Have you hugged your newspaper today?

Life was very different in the mid-70's. I was a fledgling news junkie without a dealer. Obviously, there was no internet, but there was no 24 hour news stations either. My access to news was limited to local and national news on ABC and NBC (we only got two channels, and really, ABC was the only one that came in clearly) and the Daily Chronicle.
I was usually out at the box, retrieving our paper within minutes of our carrier delivering it. I was the biggest St. Louis Cardinals fan in Lewis County (I may have been the only St. Louis Cardinals fan in Lewis County) so I would always pull the slim sports section out first. The emphasis was always on local high school sports, so there would only be a small write-up of each Major League game, but the Chronicle was great about printing every available box score. I could spend 15 or 20 minutes poring over a single box score, recreating the game in my mind.

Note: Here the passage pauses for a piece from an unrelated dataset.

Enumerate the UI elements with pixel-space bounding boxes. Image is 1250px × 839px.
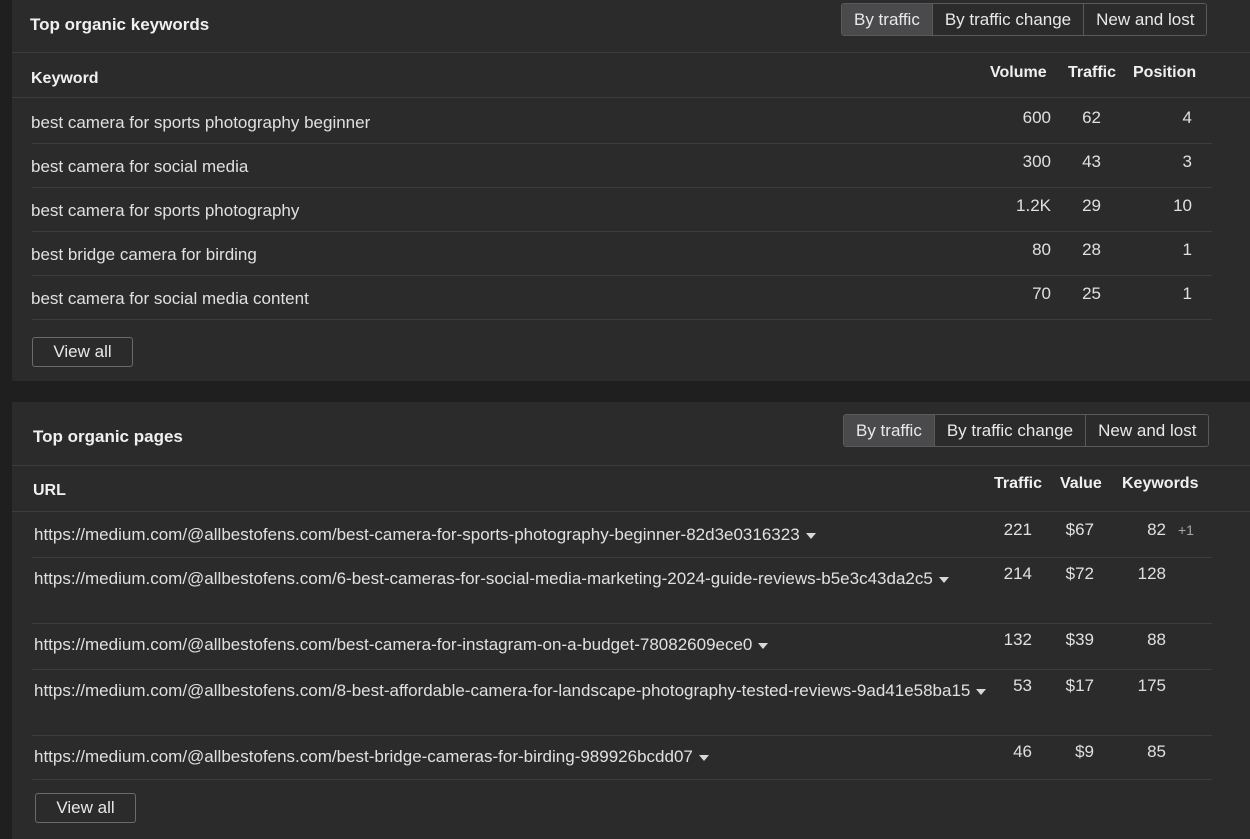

The front page itself focused on local comings and goings, which interested me less than the national and world news, so I always read the inside of the front section next. I don't know why, really, but I was fascinated by reports from the war in Viet Nam or what was going on with the Watergate scandal.
More than a source of news, though, the Chronicle was also a record of personal milestones. The story at the top of the blog today was the first time my picture ever appeared in the Chronicle. Of course, it had to be when I was wearing Kabuki makeup and platform shoes. I'm sure my mom was so proud. When I made the honor roll, or was in the Prom court, news of it appeared in the Chronicle. My first published writing was a letter I sent to the Editor of the Chronicle in 1976, chastising them for alleged bias in their presidential coverage that year. If they had known that the person on the other end of that letter was only 16, I don't know if they would have printed it, but they didn't know, so they did. I still have a copy of that letter, 36 years later.
And... that's what I'm wondering, I guess. With news and information moving more and more to the internet and blogs and the 24 hour a day news cycle, everything seems so much more disposable. Will anyone be holding on to an online posting decades after the fact?
I'm happy to say that the paper I grew up with is still in business, changing with the times. They have a Facebook page. They have a thriving online presence, updated constantly. When we decided to have a KISS II reunion a few years ago, the Chronicle was there once again, telling the story of another chapter in our lives. Newspapers large and small have been closing up shop over the last decade. It makes me happy that the paper I grew up with has beaten those odds and is still bringing Garden Club meeting times, high school football scores and local political corruption to the masses, just like they've done for 123 years.